I continued to labor as I had been, sitting up, swaying and leaning into each contraction with heavy concentration on my breathing, when my nurse noticed Jude's heart rate drop slightly. That with the fact that he was still quite high in my pelvis, it was time to try a different position. I hadn't laid down at all save a quick power nap between contractions at home very early in the day because of a underlying fear that lying down will slow things, since I was lying down nearly the entire time with Daniel. Laying down was hell for me the first time around during transition and the same was true for Jude. I think my OB could sense that I was very, very close to delivering but still had not actually broken my amniotic sac, so she asked if it were ok to do so. In my very-over-it state, I said yes; in my back-to-back contractions state, it was a decision I immediately regretted. But after she did so, he was born in about 10 minutes - 8:07 pm, to be exact. I pushed 4 times before they placed his warm, wet body with head full of hair screaming into this world and didn't stop, he was here and he wanted everyone to know it! He latched on to breast feed shortly there after like a champ and I was there in a new mom haze, completely engulfed in love.

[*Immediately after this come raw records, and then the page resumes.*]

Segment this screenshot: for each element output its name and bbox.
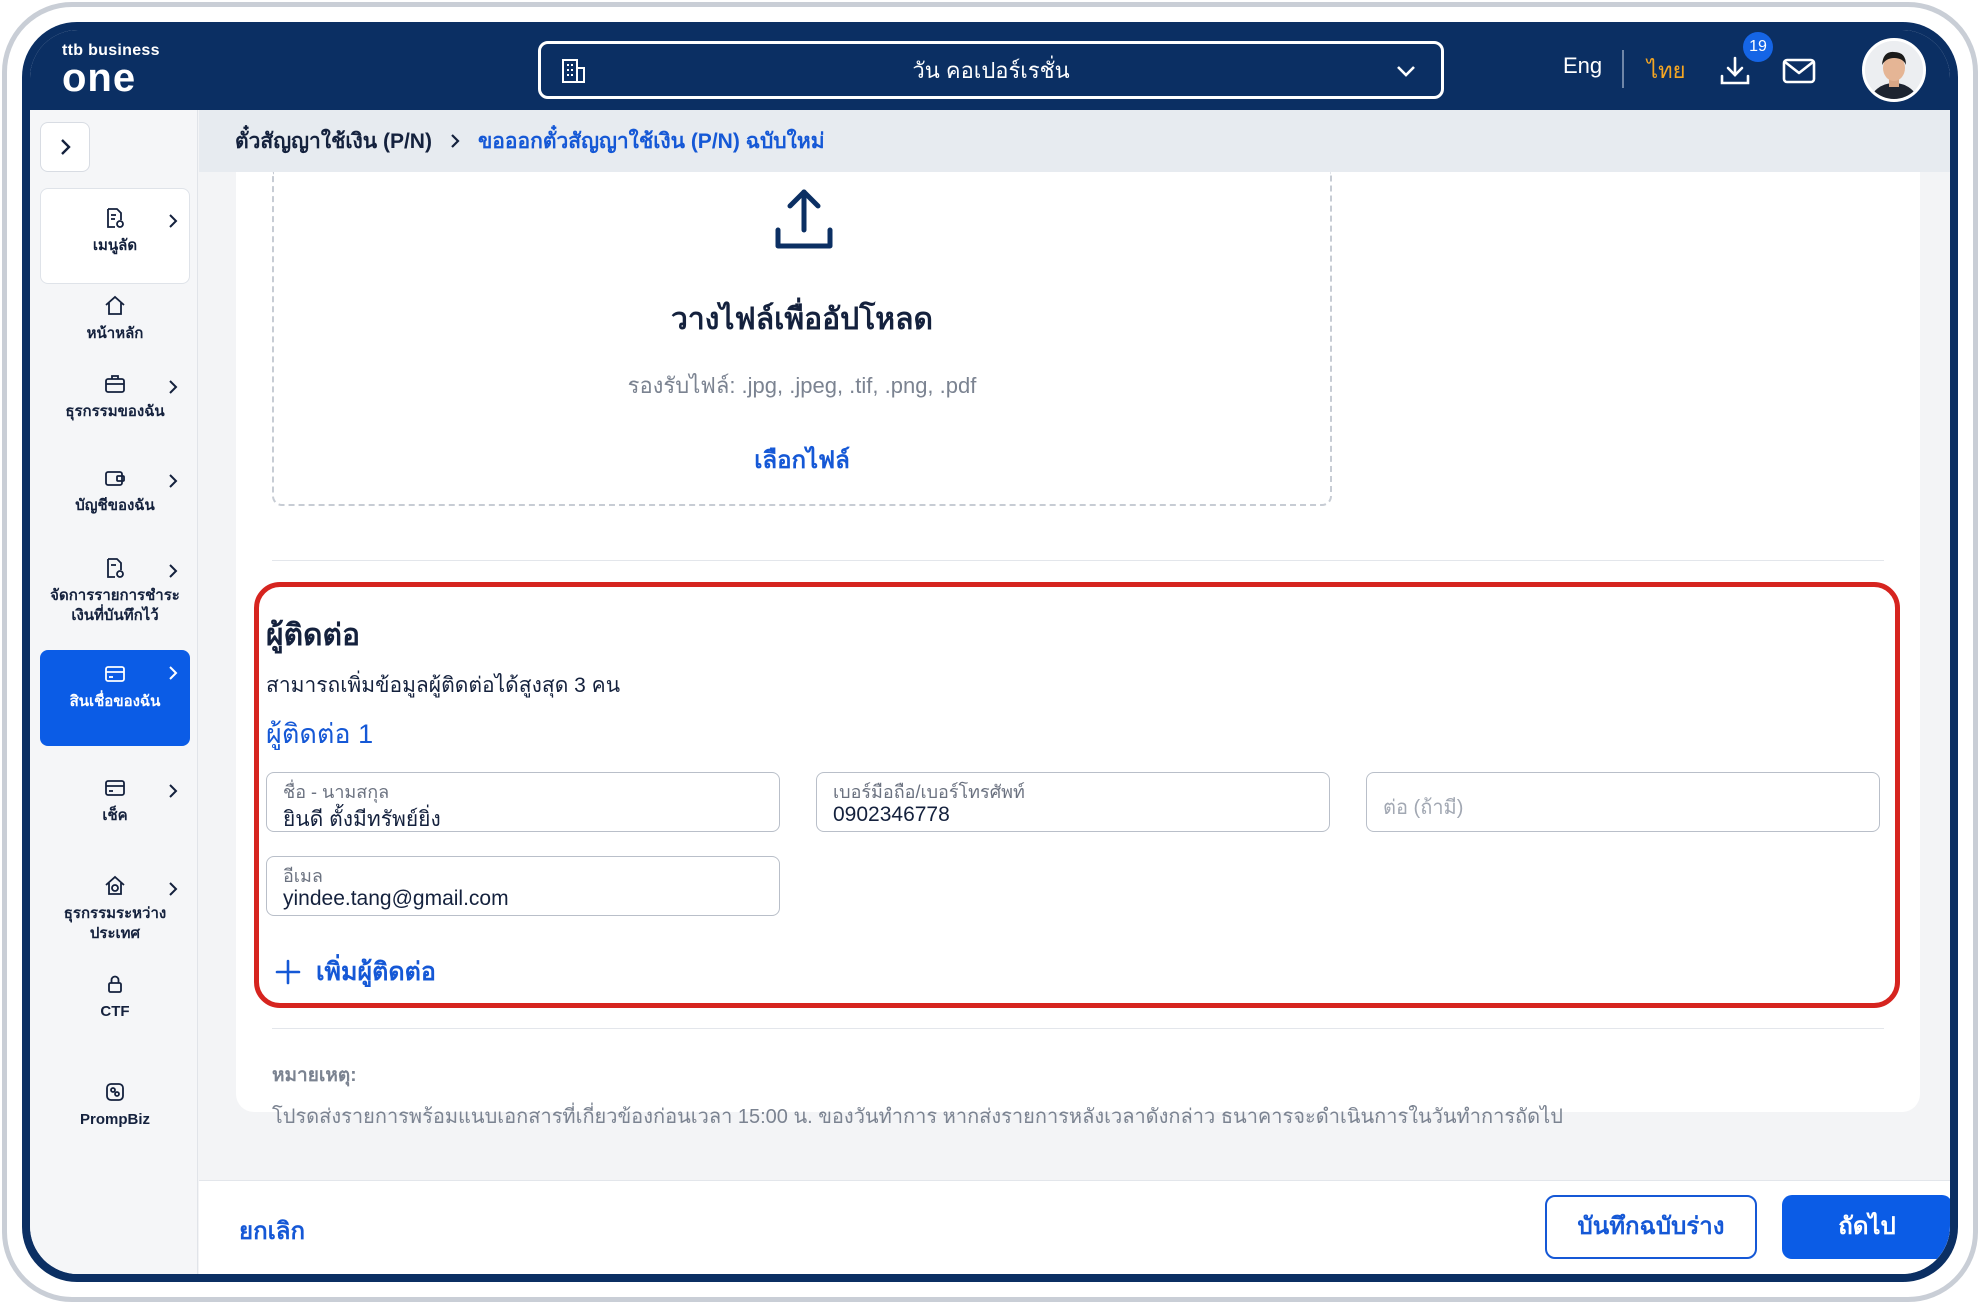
sidebar: เมนูลัด หน้าหลัก ธุรกรรมของฉัน บัญชีของฉ… — [30, 110, 198, 1274]
prompbiz-icon — [106, 1083, 124, 1101]
add-contact-button[interactable]: เพิ่มผู้ติดต่อ — [274, 952, 436, 992]
sidebar-item-cheque[interactable]: เช็ค — [40, 776, 190, 826]
contact-phone-field[interactable]: เบอร์มือถือ/เบอร์โทรศัพท์ 0902346778 — [816, 772, 1330, 832]
company-name: วัน คอเปอร์เรชั่น — [912, 57, 1070, 83]
sidebar-item-label: ธุรกรรมระหว่างประเทศ — [63, 905, 167, 942]
chevron-right-icon — [169, 882, 178, 896]
sidebar-item-label: เมนูลัด — [92, 237, 138, 254]
sidebar-item-label: เช็ค — [102, 807, 128, 824]
note-text: โปรดส่งรายการพร้อมแนบเอกสารที่เกี่ยวข้อง… — [272, 1106, 1563, 1128]
sidebar-item-shortcuts[interactable]: เมนูลัด — [40, 206, 190, 256]
logo-big-text: one — [62, 56, 137, 100]
company-select[interactable]: วัน คอเปอร์เรชั่น — [538, 41, 1444, 99]
sidebar-expand-button[interactable] — [40, 122, 90, 172]
field-label: ชื่อ - นามสกุล — [283, 782, 390, 802]
contact-email-field[interactable]: อีเมล yindee.tang@gmail.com — [266, 856, 780, 916]
chevron-right-icon — [169, 784, 178, 798]
sidebar-item-label: จัดการรายการชำระเงินที่บันทึกไว้ — [50, 587, 180, 624]
chevron-right-icon — [169, 474, 178, 488]
document-icon — [107, 208, 124, 228]
sidebar-item-international[interactable]: ธุรกรรมระหว่างประเทศ — [40, 874, 190, 944]
contact-section-title: ผู้ติดต่อ — [266, 619, 361, 652]
chevron-down-icon — [1393, 58, 1419, 90]
add-contact-label: เพิ่มผู้ติดต่อ — [316, 958, 436, 986]
lock-icon — [108, 975, 122, 993]
chevron-right-icon — [169, 214, 178, 228]
field-value: ยินดี ตั้งมีทรัพย์ยิ่ง — [283, 808, 441, 831]
chevron-right-icon — [169, 564, 178, 578]
lang-en-button[interactable]: Eng — [1563, 53, 1602, 79]
dropzone-hint: รองรับไฟล์: .jpg, .jpeg, .tif, .png, .pd… — [627, 373, 977, 398]
note-title: หมายเหตุ: — [272, 1065, 357, 1086]
credit-card-icon — [105, 666, 125, 682]
file-dropzone[interactable]: วางไฟล์เพื่ออัปโหลด รองรับไฟล์: .jpg, .j… — [272, 172, 1332, 506]
contact-section-subtitle: สามารถเพิ่มข้อมูลผู้ติดต่อได้สูงสุด 3 คน — [266, 674, 621, 697]
home-icon — [105, 295, 125, 315]
sidebar-item-label: บัญชีของฉัน — [75, 497, 155, 514]
contact-extension-field[interactable]: ต่อ (ถ้ามี) — [1366, 772, 1880, 832]
top-bar: ttb business one วัน คอเปอร์เรชั่น Eng ไ… — [30, 30, 1950, 110]
document-check-icon — [107, 558, 124, 578]
app-screen: ttb business one วัน คอเปอร์เรชั่น Eng ไ… — [30, 30, 1950, 1274]
sidebar-item-prompbiz[interactable]: PrompBiz — [40, 1080, 190, 1130]
wallet-icon — [105, 471, 125, 486]
breadcrumb-parent[interactable]: ตั๋วสัญญาใช้เงิน (P/N) — [235, 125, 432, 158]
download-badge: 19 — [1743, 32, 1773, 62]
field-placeholder: ต่อ (ถ้ามี) — [1383, 797, 1464, 819]
chevron-right-icon — [169, 380, 178, 394]
field-label: อีเมล — [283, 866, 323, 886]
chevron-right-icon — [169, 666, 178, 680]
sidebar-item-my-accounts[interactable]: บัญชีของฉัน — [40, 466, 190, 516]
sidebar-item-my-loans[interactable]: สินเชื่อของฉัน — [40, 650, 190, 746]
upload-icon — [768, 184, 840, 261]
cheque-icon — [105, 780, 125, 796]
contact-1-heading: ผู้ติดต่อ 1 — [266, 719, 374, 749]
save-draft-button[interactable]: บันทึกฉบับร่าง — [1545, 1195, 1757, 1259]
app-logo[interactable]: ttb business one — [62, 42, 160, 100]
sidebar-item-label: ธุรกรรมของฉัน — [65, 403, 165, 420]
building-icon — [559, 57, 587, 91]
footer-bar: ยกเลิก บันทึกฉบับร่าง ถัดไป — [199, 1180, 1950, 1274]
chevron-right-icon — [446, 132, 464, 150]
plus-icon — [275, 959, 301, 985]
cancel-button[interactable]: ยกเลิก — [239, 1211, 305, 1250]
mail-icon[interactable] — [1782, 57, 1816, 90]
lang-divider — [1622, 50, 1624, 88]
dropzone-title: วางไฟล์เพื่ออัปโหลด — [671, 303, 933, 336]
choose-file-link[interactable]: เลือกไฟล์ — [274, 440, 1330, 479]
field-value: yindee.tang@gmail.com — [283, 887, 509, 910]
next-button[interactable]: ถัดไป — [1782, 1195, 1950, 1259]
field-label: เบอร์มือถือ/เบอร์โทรศัพท์ — [833, 782, 1025, 802]
breadcrumb: ตั๋วสัญญาใช้เงิน (P/N) ขอออกตั๋วสัญญาใช้… — [199, 110, 1950, 172]
contact-name-field[interactable]: ชื่อ - นามสกุล ยินดี ตั้งมีทรัพย์ยิ่ง — [266, 772, 780, 832]
lang-th-button[interactable]: ไทย — [1647, 53, 1685, 88]
device-frame: ttb business one วัน คอเปอร์เรชั่น Eng ไ… — [22, 22, 1958, 1282]
briefcase-icon — [105, 375, 125, 393]
sidebar-item-ctf[interactable]: CTF — [40, 972, 190, 1022]
divider — [272, 560, 1884, 561]
sidebar-item-home[interactable]: หน้าหลัก — [40, 294, 190, 344]
sidebar-item-label: PrompBiz — [79, 1111, 150, 1128]
sidebar-item-my-transactions[interactable]: ธุรกรรมของฉัน — [40, 372, 190, 422]
field-value: 0902346778 — [833, 803, 950, 826]
sidebar-item-label: CTF — [100, 1003, 130, 1020]
sidebar-item-label: สินเชื่อของฉัน — [69, 693, 161, 710]
sidebar-item-label: หน้าหลัก — [86, 325, 144, 342]
user-avatar[interactable] — [1862, 38, 1926, 102]
global-home-icon — [105, 875, 125, 895]
sidebar-item-saved-payments[interactable]: จัดการรายการชำระเงินที่บันทึกไว้ — [40, 556, 190, 626]
breadcrumb-current: ขอออกตั๋วสัญญาใช้เงิน (P/N) ฉบับใหม่ — [477, 129, 825, 153]
form-card: วางไฟล์เพื่ออัปโหลด รองรับไฟล์: .jpg, .j… — [236, 172, 1920, 1128]
divider — [272, 1028, 1884, 1029]
download-icon[interactable] — [1718, 54, 1752, 93]
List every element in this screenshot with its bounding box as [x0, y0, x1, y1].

A love I constantly questioned how I was supposed to have for 2 children during my pregnancy... it took some serious convincing on Gary's part for me to considering baby number 2. Is it strange that I couldn't imagine loving another baby? What, was I supposed to split the love I have up? Does the left half of my heart love Daniel, while the right half loves this new addition? I couldn't wrap my head around it. Until it happened. And when I saw his ultrasounds, felt his movements and finally, gave birth. It was then I understood. Nothing splits, nothing changes. It's like expansion, I suppose. That's the first thing my sweet little Jude taught me: don't fear more love mama, embrace it.